Totalitarian regimes usually adopt a high rhetoric of fraternity that masks the iron handed impositions of the state. Where the economic freedom of the individual is canonised, the rhetoric of fraternity is advertising puff to mask sectional self-interest. In both cases cynicism about political processes results.
Against this background it is not helpful to define freedom as the defining issue in responding to IS terrorism. In our culture freedom is freighted with ideological connotations and unresolved tensions.
The point of difference is more accurately defined as fraternity. The use of terror by IS flows out of its demand for allegiance to a single version of faith that trumps all other allegiances. It leaves no room for gift or fraternity.
From this ideological perspective terrorist acts can be effective in drawing unengaged Muslims to the cause, and also in proving that in Western societies fraternity is an illusion.

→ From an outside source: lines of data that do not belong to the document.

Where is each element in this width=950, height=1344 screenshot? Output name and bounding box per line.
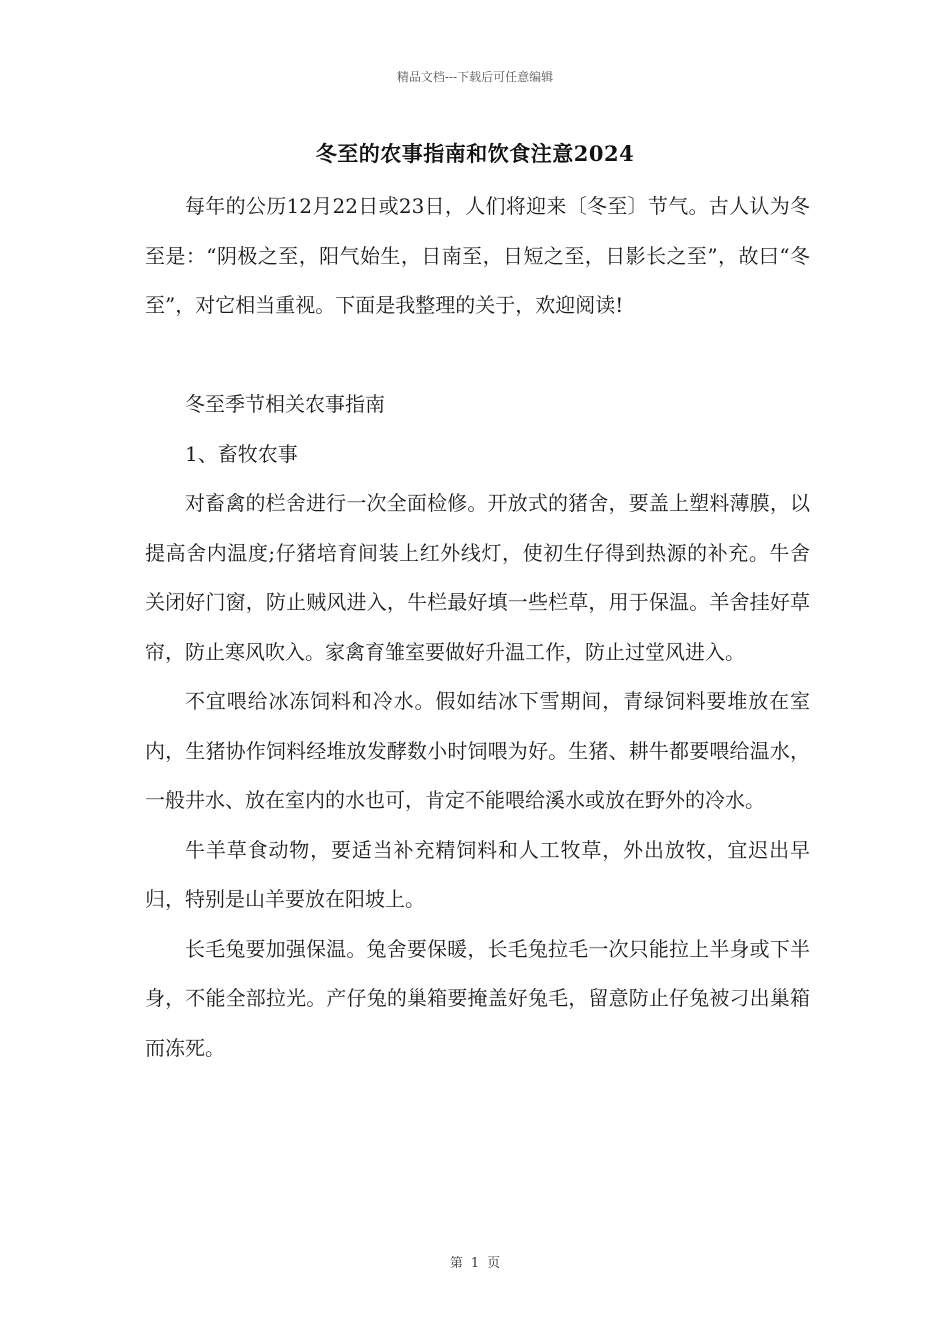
section-heading: 冬至季节相关农事指南 xyxy=(185,392,385,416)
paragraph: 对畜禽的栏舍进行一次全面检修。开放式的猪舍，要盖上塑料薄膜，以提高舍内温度;仔猪培育间装上红外线灯，使初生仔得到热源的补充。牛舍关闭好门窗，防止贼风进入，牛栏最好填一些栏草，用于保温。羊舍挂好草帘，防止寒风吹入。家禽育雏室要做好升温工作，防止过堂风进入。 xyxy=(145,491,810,664)
paragraph: 牛羊草食动物，要适当补充精饲料和人工牧草，外出放牧，宜迟出早归，特别是山羊要放在阳坡上。 xyxy=(145,837,810,911)
page-number: 1 xyxy=(470,1256,480,1271)
blank-line xyxy=(145,331,810,381)
page-number-prefix: 第 xyxy=(449,1256,463,1271)
page-number-suffix: 页 xyxy=(487,1256,501,1271)
subsection-heading: 1、畜牧农事 xyxy=(185,441,298,466)
paragraph: 长毛兔要加强保温。兔舍要保暖，长毛兔拉毛一次只能拉上半身或下半身，不能全部拉光。产仔兔的巢箱要掩盖好兔毛，留意防止仔兔被刁出巢箱而冻死。 xyxy=(145,936,810,1060)
paragraph: 不宜喂给冰冻饲料和冷水。假如结冰下雪期间，青绿饲料要堆放在室内，生猪协作饲料经堆放发酵数小时饲喂为好。生猪、耕牛都要喂给温水，一般井水、放在室内的水也可，肯定不能喂给溪水或放在野外的冷水。 xyxy=(145,689,810,812)
page-footer xyxy=(0,1252,950,1271)
paragraph-intro: 每年的公历12月22日或23日，人们将迎来〔冬至〕节气。古人认为冬至是：“阴极之至，阳气始生，日南至，日短之至，日影长之至”，故曰“冬至”，对它相当重视。下面是我整理的关于，欢迎阅读! xyxy=(145,194,810,317)
document-title: 冬至的农事指南和饮食注意2024 xyxy=(315,141,635,166)
document-body xyxy=(145,182,810,1073)
page-header: 精品文档---下载后可任意编辑 xyxy=(396,70,554,84)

In the calculus of terror, states responding to terrorism will respond more punitively and indiscriminately in the Middle East, will nurture suspicion of their own Muslim minorities, and will introduce repressive and discriminatory laws in the name of security.
The anticipated result of the increased use of force in the Middle East and of repression in the West will be growing resentment and alienation among Muslims in both arenas, and consequently stronger support for the ideology of IS and its lookalikes. Since the West is seen to be driven by self-interest, it can be expected to lack the stamina for a sustained struggle.
If this analysis of IS terror has merit, the defining value to be protected in our response is fraternity. It will be expressed in solidarity not only with the victims of terror and with the French people in their trial, but also with the Muslim communities both in France and in Australia.
They are also our brothers and sisters with whom we are called to build an open and respectful society that exposes the meanness of the IS ideal.
The risk is that we shall turn on our Muslim brothers and sisters in our own lands and abroad, and treat them in repressive and discriminatory ways. Turnbull's refusal to link what is done in Paris to immigration or to authentic Islam is encouraging.
Andrew Hamilton is consulting editor of Eureka Street.